Image source: Inquirer
- Asian economies integrate within the broad framework of AFTA, making the Philippines a natural and most strategic location for firms that want access to the large ASEAN market and its vast trade opportunities. (Invest Philippines)
- The Philippines has enhanced and primed up various areas for investors and offers a dynamic consumer market accustomed to an array of product choices created by a competitive domestic economy. (Invest Philippines)
- The country posted as the fastest growing economy in Asia in 2016. (Bloomberg, 2016)
- A large potential market for consumer goods on account of its fast-growing population.
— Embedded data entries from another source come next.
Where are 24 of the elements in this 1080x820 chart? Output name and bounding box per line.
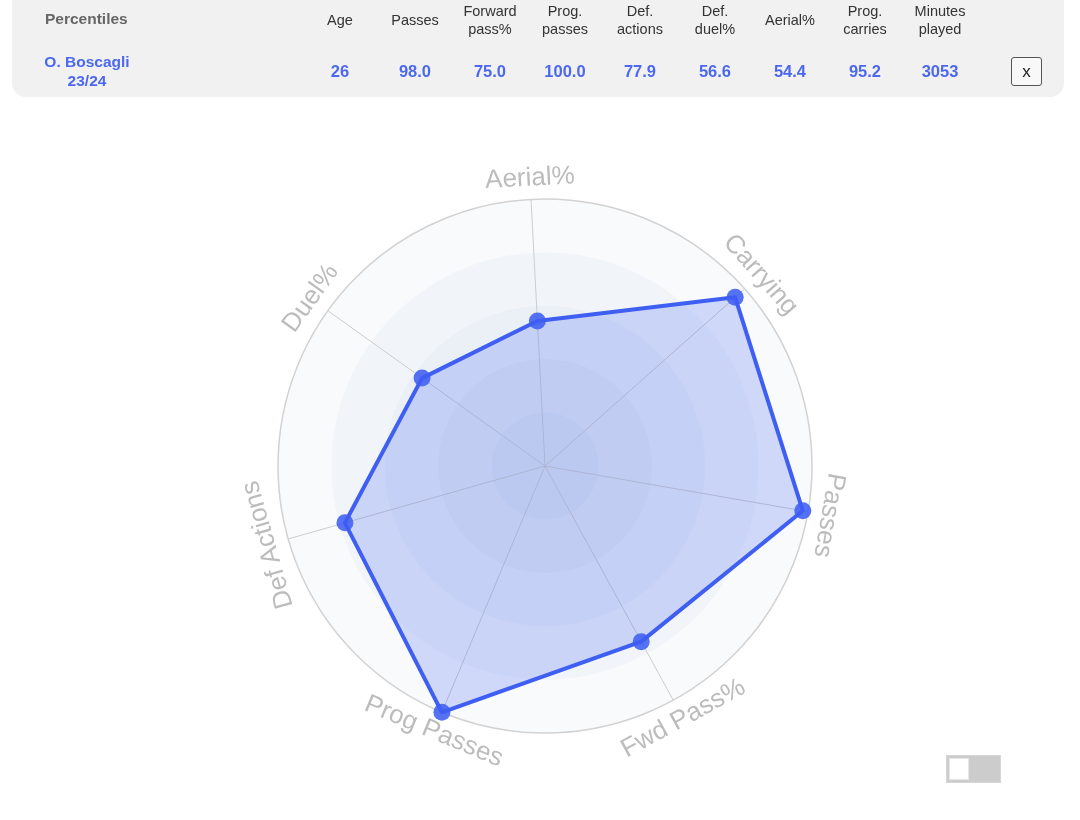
category-label: Prog. carries xyxy=(842,1,888,39)
close-button: x xyxy=(1011,57,1042,86)
spoke-label: Passes xyxy=(808,471,853,561)
category-label: Age xyxy=(327,10,353,30)
data-label: 3053 xyxy=(921,61,959,81)
data-label: 77.9 xyxy=(623,61,657,81)
category-label: Def. duel% xyxy=(693,1,737,39)
text: Percentiles xyxy=(45,10,128,28)
data-label: 98.0 xyxy=(398,61,432,81)
data-label: 95.2 xyxy=(848,61,882,81)
category-label: Minutes played xyxy=(913,1,967,39)
category-label: Passes xyxy=(391,10,439,30)
category-label: Def. actions xyxy=(616,1,664,39)
data-label: 54.4 xyxy=(773,61,807,81)
category-label: Forward pass% xyxy=(462,1,518,39)
spoke-label: Aerial% xyxy=(484,159,576,194)
category-label: Prog. passes xyxy=(541,1,589,39)
data-label: 100.0 xyxy=(544,61,586,81)
data-label: 56.6 xyxy=(698,61,732,81)
data-label: 26 xyxy=(330,61,350,81)
category-label: Aerial% xyxy=(765,10,815,30)
data-label: 75.0 xyxy=(473,61,507,81)
series-label: O. Boscagli 23/24 xyxy=(43,51,131,91)
spoke-label: Def Actions xyxy=(233,477,299,613)
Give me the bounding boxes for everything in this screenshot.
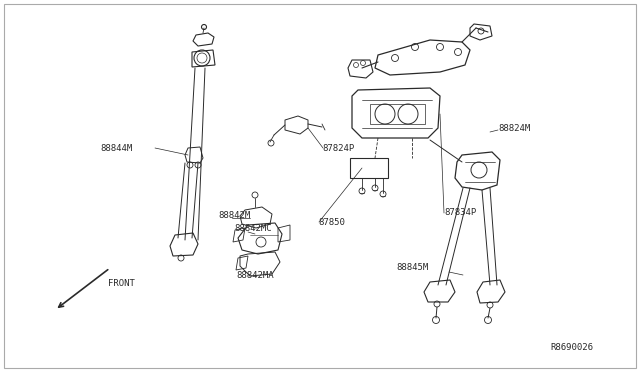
Text: R8690026: R8690026 — [550, 343, 593, 353]
Text: 88824M: 88824M — [498, 124, 531, 132]
Text: 87824P: 87824P — [322, 144, 355, 153]
Text: FRONT: FRONT — [108, 279, 135, 289]
Text: 88842M: 88842M — [218, 211, 250, 219]
Text: 88842MC: 88842MC — [234, 224, 271, 232]
Text: 87834P: 87834P — [444, 208, 476, 217]
Text: 88842MA: 88842MA — [236, 270, 274, 279]
Text: 88844M: 88844M — [100, 144, 132, 153]
Text: 87850: 87850 — [318, 218, 345, 227]
Text: 88845M: 88845M — [396, 263, 428, 273]
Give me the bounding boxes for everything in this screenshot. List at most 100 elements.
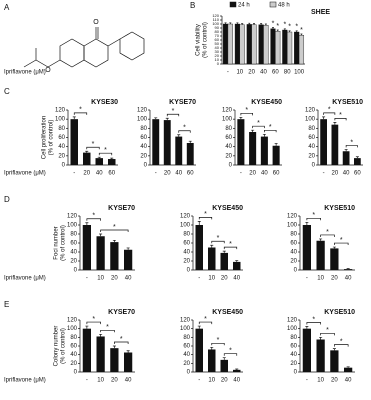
bar — [208, 349, 216, 372]
bar — [195, 225, 203, 270]
y-tick-label: 100 — [180, 326, 191, 332]
y-tick-label: 40 — [183, 250, 190, 256]
error-bar — [99, 333, 103, 337]
significance-bracket — [100, 229, 129, 232]
x-tick-label: 60 — [187, 171, 194, 177]
x-tick-label: 10 — [317, 276, 324, 282]
x-tick-label: 20 — [331, 276, 338, 282]
bar — [95, 158, 103, 165]
error-bar — [346, 366, 350, 368]
bar — [220, 252, 228, 270]
significance-star: * — [92, 213, 95, 220]
significance-bracket — [240, 112, 253, 116]
y-axis-label: (% of control) — [61, 225, 67, 261]
y-tick-label: 80 — [290, 335, 297, 341]
y-tick-label: 80 — [308, 126, 315, 132]
y-tick-label: 120 — [287, 214, 298, 220]
atom-o: O — [45, 67, 51, 74]
x-tick-label: 20 — [332, 171, 339, 177]
x-tick-label: 40 — [345, 378, 352, 384]
x-tick-label: 20 — [164, 171, 171, 177]
x-tick-label: - — [306, 378, 308, 384]
error-bar — [253, 23, 256, 25]
bar — [108, 159, 116, 165]
significance-star: * — [229, 348, 232, 355]
bar — [275, 31, 281, 65]
error-bar — [332, 246, 336, 249]
y-tick-label: 100 — [212, 21, 219, 26]
bar — [233, 369, 241, 372]
error-bar — [85, 325, 89, 329]
bar — [344, 269, 353, 270]
significance-bracket — [86, 218, 101, 221]
chart-title: SHEE — [311, 9, 330, 16]
x-tick-label: - — [227, 70, 229, 76]
significance-star: * — [326, 327, 329, 334]
error-bar — [210, 244, 214, 248]
bar — [233, 261, 241, 270]
y-tick-label: 120 — [137, 108, 148, 114]
error-bar — [241, 23, 244, 25]
y-tick-label: 70 — [215, 33, 220, 38]
significance-bracket — [198, 217, 213, 220]
chart-title: KYSE510 — [324, 205, 355, 212]
significance-star: * — [288, 24, 291, 31]
y-tick-label: 120 — [180, 214, 191, 220]
significance-star: * — [283, 22, 286, 29]
error-bar — [300, 33, 303, 36]
x-axis-label: Ipriflavone (μM) — [4, 378, 46, 384]
bar — [96, 236, 105, 270]
significance-star: * — [272, 20, 275, 27]
significance-star: * — [312, 316, 315, 323]
y-tick-label: 120 — [222, 108, 233, 114]
bar — [220, 359, 228, 372]
bar — [110, 242, 119, 270]
y-tick-label: 120 — [55, 108, 66, 114]
x-tick-label: 40 — [125, 276, 132, 282]
bar — [320, 119, 327, 165]
y-tick-label: 60 — [70, 344, 77, 350]
x-tick-label: 60 — [354, 171, 361, 177]
error-bar — [305, 326, 309, 329]
x-tick-label: 60 — [273, 171, 280, 177]
x-tick-label: 40 — [261, 171, 268, 177]
y-tick-label: 100 — [180, 223, 191, 229]
x-tick-label: 60 — [272, 70, 279, 76]
bar — [163, 120, 171, 165]
x-tick-label: - — [86, 378, 88, 384]
chemical-structure — [23, 27, 145, 68]
error-bar — [188, 140, 192, 143]
x-tick-label: 40 — [343, 171, 350, 177]
error-bar — [177, 134, 181, 137]
error-bar — [224, 22, 227, 24]
y-tick-label: 40 — [183, 352, 190, 358]
error-bar — [126, 247, 130, 250]
y-tick-label: 120 — [305, 108, 316, 114]
significance-star: * — [217, 235, 220, 242]
y-tick-label: 80 — [140, 126, 147, 132]
y-tick-label: 120 — [212, 13, 219, 18]
chart-title: KYSE510 — [332, 99, 363, 106]
bar — [263, 25, 269, 65]
y-tick-label: 40 — [308, 144, 315, 150]
error-bar — [262, 133, 266, 137]
error-bar — [97, 156, 101, 159]
y-tick-label: 80 — [58, 126, 65, 132]
error-bar — [222, 250, 226, 253]
significance-star: * — [92, 141, 95, 148]
significance-star: * — [269, 124, 272, 131]
significance-bracket — [198, 321, 213, 325]
y-tick-label: 60 — [183, 241, 190, 247]
bar — [195, 328, 203, 372]
y-axis-label: Colony number — [54, 326, 60, 367]
x-tick-label: 40 — [175, 171, 182, 177]
chart-title: KYSE450 — [251, 99, 282, 106]
error-bar — [319, 238, 323, 241]
error-bar — [197, 221, 201, 225]
significance-star: * — [340, 338, 343, 345]
x-tick-label: - — [155, 171, 157, 177]
x-tick-label: 20 — [221, 276, 228, 282]
y-tick-label: 100 — [67, 326, 78, 332]
x-tick-label: 20 — [111, 378, 118, 384]
y-tick-label: 80 — [225, 126, 232, 132]
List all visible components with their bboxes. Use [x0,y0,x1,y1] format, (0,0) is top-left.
Its ASEAN affiliation provides further opportunities for access. (PwC, 2013)
- The Philippines has a competitive edge in information and communications technology (ICT), including call centers. (PwC, 2013)
The Philippines is a growing economy—all of which are results of a young, educated, and skilled workforce, an investor-friendly government posture, and a strategic location and geography. With all these in mind, foreign entrepreneurs should definitely start a business in the Philippines and take advantage of the country’s business-friendly attributes.